2.2. Second Normal Form (2NF)
A database is in 2NF (2nd normal form) when:
- It is in 1st normal form, and
- All non-key attributes functionally depend on the entire key (no partial dependencies)
Example:
With primary key [EMPLOYEE CODE, PROJECT], the following partial dependencies violate 2NF:
| NON-PK ATTRIBUTE | DEPENDS ON | ENTIRE KEY? |
|---|---|---|
| EMPLOYEE | EMPLOYEE CODE only | No |
| LEVEL | EMPLOYEE CODE only | No |
| OFFICE | EMPLOYEE CODE only | No |
| ADDRESS | EMPLOYEE CODE only | No |
| CITY | EMPLOYEE CODE only | No |
| COUNTRY | EMPLOYEE CODE only | No |
| ZIP | EMPLOYEE CODE only | No |
| PROJECT MANAGER | PROJECT only | No |
| PROJECT ALLOCATION | EMPLOYEE CODE, PROJECT | Yes |
To reach 2NF, group each partial dependency into its own table:
EMPLOYEE — attributes that depend on EMPLOYEE CODE
| EMPLOYEE CODE | EMPLOYEE | LEVEL | OFFICE | ADDRESS | CITY | COUNTRY | ZIP |
|---|---|---|---|---|---|---|---|
| SJO01 | Sarah Johnson | MANAGER | TechCo Berlin | Friedrichstrasse, 8 | Berlin | Germany | 10117 |
| KSA01 | Kenji Sato | JUNIOR | TechCo Tokyo | 1 Marunouchi | Tokyo | Japan | 100-0005 |
| FAL01 | Fatima Al-Sayed | SENIOR | TechCo Dubai | Sheikh Zayed Rd, 33 | Dubai | UAE | 00000 |
| CME01 | Carlos Mendes | BA | TechCo Tokyo | 1 Marunouchi | Tokyo | Japan | 100-0005 |
PROJECT — attributes that depend on PROJECT
| PROJECT | PROJECT MANAGER |
|---|---|
| CloudMigration#1 | David Kim |
| CloudMigration#2 | David Kim |
| CloudMigration#3 | David Kim |
| Analytics | Maria Rossi |
| Analytics#1 | Maria Rossi |
| CoreInfra#1 | James Carter |
EMPLOYEE_PROJECT — preserves the many-to-many relationship; PROJECT ALLOCATION depends on the entire key [EMPLOYEE CODE, PROJECT]

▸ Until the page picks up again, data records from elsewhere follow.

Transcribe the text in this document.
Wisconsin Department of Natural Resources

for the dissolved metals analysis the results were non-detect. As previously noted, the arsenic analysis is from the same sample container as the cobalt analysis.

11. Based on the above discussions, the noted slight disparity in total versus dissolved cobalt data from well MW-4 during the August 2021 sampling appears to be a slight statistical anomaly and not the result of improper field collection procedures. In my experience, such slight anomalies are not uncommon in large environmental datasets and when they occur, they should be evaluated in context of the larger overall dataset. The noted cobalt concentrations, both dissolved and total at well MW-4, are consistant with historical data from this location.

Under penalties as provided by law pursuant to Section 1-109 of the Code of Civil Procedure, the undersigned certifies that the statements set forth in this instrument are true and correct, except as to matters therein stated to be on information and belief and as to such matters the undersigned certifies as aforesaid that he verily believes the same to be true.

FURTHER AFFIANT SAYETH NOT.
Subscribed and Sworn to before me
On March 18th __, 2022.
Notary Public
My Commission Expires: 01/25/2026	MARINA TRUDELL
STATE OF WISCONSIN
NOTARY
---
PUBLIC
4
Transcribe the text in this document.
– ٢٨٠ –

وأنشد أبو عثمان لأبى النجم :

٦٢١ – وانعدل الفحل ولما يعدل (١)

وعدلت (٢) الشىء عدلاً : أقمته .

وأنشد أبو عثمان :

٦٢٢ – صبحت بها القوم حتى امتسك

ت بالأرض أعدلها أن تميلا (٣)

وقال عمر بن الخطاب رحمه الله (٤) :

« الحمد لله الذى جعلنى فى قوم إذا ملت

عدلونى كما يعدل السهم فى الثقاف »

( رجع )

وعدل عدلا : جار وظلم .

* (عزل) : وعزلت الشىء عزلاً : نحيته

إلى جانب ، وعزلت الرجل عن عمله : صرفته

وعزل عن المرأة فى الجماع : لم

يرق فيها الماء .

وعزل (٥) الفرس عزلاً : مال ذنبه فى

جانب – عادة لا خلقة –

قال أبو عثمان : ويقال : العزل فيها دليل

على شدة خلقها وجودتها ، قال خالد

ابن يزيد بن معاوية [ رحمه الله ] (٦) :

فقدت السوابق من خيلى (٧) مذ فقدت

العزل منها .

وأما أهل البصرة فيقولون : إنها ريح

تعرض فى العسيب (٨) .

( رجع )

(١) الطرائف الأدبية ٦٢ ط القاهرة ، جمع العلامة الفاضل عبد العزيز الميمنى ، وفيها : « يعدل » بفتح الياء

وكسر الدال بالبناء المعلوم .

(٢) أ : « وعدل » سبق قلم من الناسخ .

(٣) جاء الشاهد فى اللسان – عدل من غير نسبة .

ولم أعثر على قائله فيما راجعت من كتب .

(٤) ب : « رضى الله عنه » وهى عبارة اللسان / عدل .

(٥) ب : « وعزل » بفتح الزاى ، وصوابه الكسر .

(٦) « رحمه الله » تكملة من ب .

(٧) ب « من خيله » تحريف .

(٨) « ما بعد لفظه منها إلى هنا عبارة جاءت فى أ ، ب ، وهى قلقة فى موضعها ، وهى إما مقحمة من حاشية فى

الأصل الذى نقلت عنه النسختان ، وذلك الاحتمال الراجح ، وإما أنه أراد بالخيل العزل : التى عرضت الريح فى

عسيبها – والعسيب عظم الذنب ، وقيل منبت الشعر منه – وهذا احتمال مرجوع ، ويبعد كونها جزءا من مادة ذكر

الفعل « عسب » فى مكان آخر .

| EMPLOYEE CODE | PROJECT | PROJECT ALLOCATION |
|---|---|---|
| SJO01 | CloudMigration#1 | 2 week/month |
| SJO01 | Analytics | 1 week/month |
| SJO01 | CoreInfra#1 | 1 week/month |
| KSA01 | CloudMigration#1 | 2 week/month |
| KSA01 | CloudMigration#2 | 2 week/month |
| FAL01 | CloudMigration#3 | 3 week/month |
| FAL01 | CoreInfra#1 | 1 week/month |
| CME01 | CloudMigration#2 | 3 week/month |
| CME01 | Analytics#1 | 1 week/month |
2.3. Third Normal Form (3NF)
A database is in 3NF (3rd normal form) if it is:
- In 2nd normal form, and
- All non-key attributes depend on the key only (no transitive dependencies)
There should be no non-key attribute that depends on another non-key attribute.
Example:
In the EMPLOYEE table, ADDRESS, CITY, COUNTRY, and ZIP do not depend directly on EMPLOYEE CODE — they depend on OFFICE, which itself depends on EMPLOYEE CODE. That is a transitive dependency: EMPLOYEE CODE → OFFICE → {ADDRESS, CITY, COUNTRY, ZIP}. Notice "TechCo Tokyo / 1 Marunouchi / Tokyo / Japan / 100-0005" repeats for both Kenji Sato and Carlos Mendes — redundancy.
To reach 3NF, move the office location attributes into a dedicated OFFICE table:
EMPLOYEE
| EMPLOYEE CODE | EMPLOYEE | LEVEL | OFFICE |
|---|---|---|---|
| SJO01 | Sarah Johnson | MANAGER | TechCo Berlin |
| KSA01 | Kenji Sato | JUNIOR | TechCo Tokyo |
| FAL01 | Fatima Al-Sayed | SENIOR | TechCo Dubai |
| CME01 | Carlos Mendes | BA | TechCo Tokyo |
OFFICE
| OFFICE | ADDRESS | CITY | COUNTRY | ZIP |
|---|---|---|---|---|
| TechCo Berlin | Friedrichstrasse, 8 | Berlin | Germany | 10117 |
| TechCo Tokyo | 1 Marunouchi | Tokyo | Japan | 100-0005 |
| TechCo Dubai | Sheikh Zayed Rd, 33 | Dubai | UAE | 00000 |
PROJECT and EMPLOYEE_PROJECT remain unchanged from 2NF. The database is now in 3NF.